“Checkers, Crocheting, Cricket: New Ward Recreation Emphasis Now Includes Everyone,” Ensign, Apr. 1975, 67–68
“Think of what we could do with a recreation program in each ward or branch of the Church that would involve the entire ward family in wholesome activities—members of individual families participating with other families. Single people, unmarried, divorced, widows, and widowers, the active and the less active, all joined together in opportunities that would recreate and regenerate, that would bring rich social and physical and spiritual benefits to those involved.” (Elder Marion D. Hanks, remarks at June Conference, the Ensign, September 1974, p. 91.)
Forty-nine million adult Americans recently made some interesting responses to a survey conducted by the President’s Council on Physical Fitness and Sports. Only a few more than half felt they got enough exercise; most thought girls as well as boys should have the opportunity of participating in sports programs. Most felt they had become “spectators rather than participants,” and that more emphasis should be placed on developing skills in “lifetime sports” that can be engaged in during the adult years—and even by the elderly.
The Church has now initiated a “Priesthood Athletic and Recreation Program” for all Church members. The new program falls under the direction of the ward athletic and recreation directors.

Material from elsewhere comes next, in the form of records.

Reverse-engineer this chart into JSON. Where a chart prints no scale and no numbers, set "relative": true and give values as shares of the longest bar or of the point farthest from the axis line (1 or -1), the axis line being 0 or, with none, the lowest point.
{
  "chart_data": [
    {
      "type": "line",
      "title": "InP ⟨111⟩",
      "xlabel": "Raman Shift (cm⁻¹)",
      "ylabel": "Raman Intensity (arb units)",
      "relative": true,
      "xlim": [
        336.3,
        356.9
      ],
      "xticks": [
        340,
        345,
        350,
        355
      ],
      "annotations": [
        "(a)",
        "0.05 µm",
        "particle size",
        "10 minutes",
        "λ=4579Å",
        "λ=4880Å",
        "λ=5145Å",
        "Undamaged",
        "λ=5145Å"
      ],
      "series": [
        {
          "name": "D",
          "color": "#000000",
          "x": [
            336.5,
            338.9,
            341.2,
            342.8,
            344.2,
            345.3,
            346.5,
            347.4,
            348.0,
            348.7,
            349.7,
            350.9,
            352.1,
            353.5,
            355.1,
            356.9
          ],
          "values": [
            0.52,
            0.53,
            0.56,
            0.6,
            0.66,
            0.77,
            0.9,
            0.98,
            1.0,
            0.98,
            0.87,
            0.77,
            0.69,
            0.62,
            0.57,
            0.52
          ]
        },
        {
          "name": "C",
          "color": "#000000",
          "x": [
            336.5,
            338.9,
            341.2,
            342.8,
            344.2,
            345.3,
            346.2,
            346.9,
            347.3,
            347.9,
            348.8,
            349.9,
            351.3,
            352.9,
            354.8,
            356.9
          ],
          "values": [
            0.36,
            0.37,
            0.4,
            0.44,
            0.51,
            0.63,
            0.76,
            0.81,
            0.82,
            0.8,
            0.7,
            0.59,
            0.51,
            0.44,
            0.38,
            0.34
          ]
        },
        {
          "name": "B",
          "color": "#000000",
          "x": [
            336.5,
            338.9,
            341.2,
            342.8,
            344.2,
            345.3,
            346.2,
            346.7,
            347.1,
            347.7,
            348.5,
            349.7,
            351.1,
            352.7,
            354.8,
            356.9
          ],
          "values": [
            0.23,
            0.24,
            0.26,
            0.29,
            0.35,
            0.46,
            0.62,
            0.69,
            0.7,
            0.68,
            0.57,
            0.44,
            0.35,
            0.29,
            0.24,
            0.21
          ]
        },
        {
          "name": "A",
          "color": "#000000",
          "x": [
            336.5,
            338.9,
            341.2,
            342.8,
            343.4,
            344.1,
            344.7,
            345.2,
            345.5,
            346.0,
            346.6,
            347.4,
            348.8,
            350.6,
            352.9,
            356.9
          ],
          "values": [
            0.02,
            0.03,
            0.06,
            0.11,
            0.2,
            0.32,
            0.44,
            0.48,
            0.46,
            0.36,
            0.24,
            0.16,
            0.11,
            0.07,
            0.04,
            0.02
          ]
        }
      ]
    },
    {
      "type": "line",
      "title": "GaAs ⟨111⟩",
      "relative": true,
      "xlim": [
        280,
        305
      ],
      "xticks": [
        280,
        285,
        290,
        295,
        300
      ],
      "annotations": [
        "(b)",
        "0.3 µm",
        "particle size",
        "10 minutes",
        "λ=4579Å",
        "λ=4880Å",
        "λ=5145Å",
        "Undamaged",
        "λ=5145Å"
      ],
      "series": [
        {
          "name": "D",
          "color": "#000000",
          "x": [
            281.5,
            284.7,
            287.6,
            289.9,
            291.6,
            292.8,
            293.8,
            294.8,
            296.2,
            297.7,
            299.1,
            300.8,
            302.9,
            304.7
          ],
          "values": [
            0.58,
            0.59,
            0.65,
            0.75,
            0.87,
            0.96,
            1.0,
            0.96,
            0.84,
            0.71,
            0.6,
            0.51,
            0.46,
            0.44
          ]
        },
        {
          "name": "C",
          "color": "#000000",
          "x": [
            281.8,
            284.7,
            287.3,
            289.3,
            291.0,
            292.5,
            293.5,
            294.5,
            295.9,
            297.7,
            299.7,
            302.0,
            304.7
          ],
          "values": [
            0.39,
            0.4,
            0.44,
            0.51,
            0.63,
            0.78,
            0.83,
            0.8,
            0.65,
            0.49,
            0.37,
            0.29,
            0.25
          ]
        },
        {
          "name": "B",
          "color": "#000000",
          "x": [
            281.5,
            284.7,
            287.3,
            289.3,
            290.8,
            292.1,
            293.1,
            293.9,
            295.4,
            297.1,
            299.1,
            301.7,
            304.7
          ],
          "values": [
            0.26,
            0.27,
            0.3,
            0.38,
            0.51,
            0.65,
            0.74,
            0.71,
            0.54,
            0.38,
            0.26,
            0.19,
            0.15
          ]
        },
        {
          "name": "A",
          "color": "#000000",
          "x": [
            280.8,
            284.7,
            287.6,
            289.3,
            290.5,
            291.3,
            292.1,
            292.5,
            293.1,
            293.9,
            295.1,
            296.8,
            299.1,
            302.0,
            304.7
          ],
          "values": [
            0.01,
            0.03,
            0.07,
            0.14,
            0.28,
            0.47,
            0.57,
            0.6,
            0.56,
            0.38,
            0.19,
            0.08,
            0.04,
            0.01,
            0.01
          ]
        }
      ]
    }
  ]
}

The present competitive athletic program is to continue on a vigorous level, but the new recreation emphasis would be an effort to involve the total ward family—including those who are inactive or who have physical impairments—in a program of recreation in which they can participate.
The goals of the program are to involve more participants and to urge participation on a broader basis than could naturally be expected in a competitive athletic program.
Widely used and accepted by Church members, the program could serve as a vehicle to develop basic human qualities such as physical well-being, the sense of achievement, fellowship, the joy of creation, the sense of service, and emotional stability.
The possibilities are almost endless. The recreation program can initiate physical activities (such as jogging, bicycling, hiking, and bowling), but can include arts and crafts, drama, dance, music, outing and nature activities, literary and mental activities, neighborhood gatherings, and service activities.
Consider what happened in the Boise Idaho North Stake under the direction of then stake president Vaughn J. Featherstone, now second counselor in the Presiding Bishopric of the Church. In the period of just one year, the stake offered 28 different activities for all ages and physical capacities, some of which included snow skiing, roller skating, swimming and diving, horseshoes, ping pong, golf, wrestling, camping, chess and checkers, a raft race, and paddleball.
By broadening the concept of Church athletics to include recreation, giving joy and fulfillment to each individual can be an even easier and more realistic goal, since those who might not otherwise participate in a regular program of athletics can be involved. Leaders see it as a tool to involve whole families, strengthen testimonies, and reactivate our own members as well as attract investigators to the Church.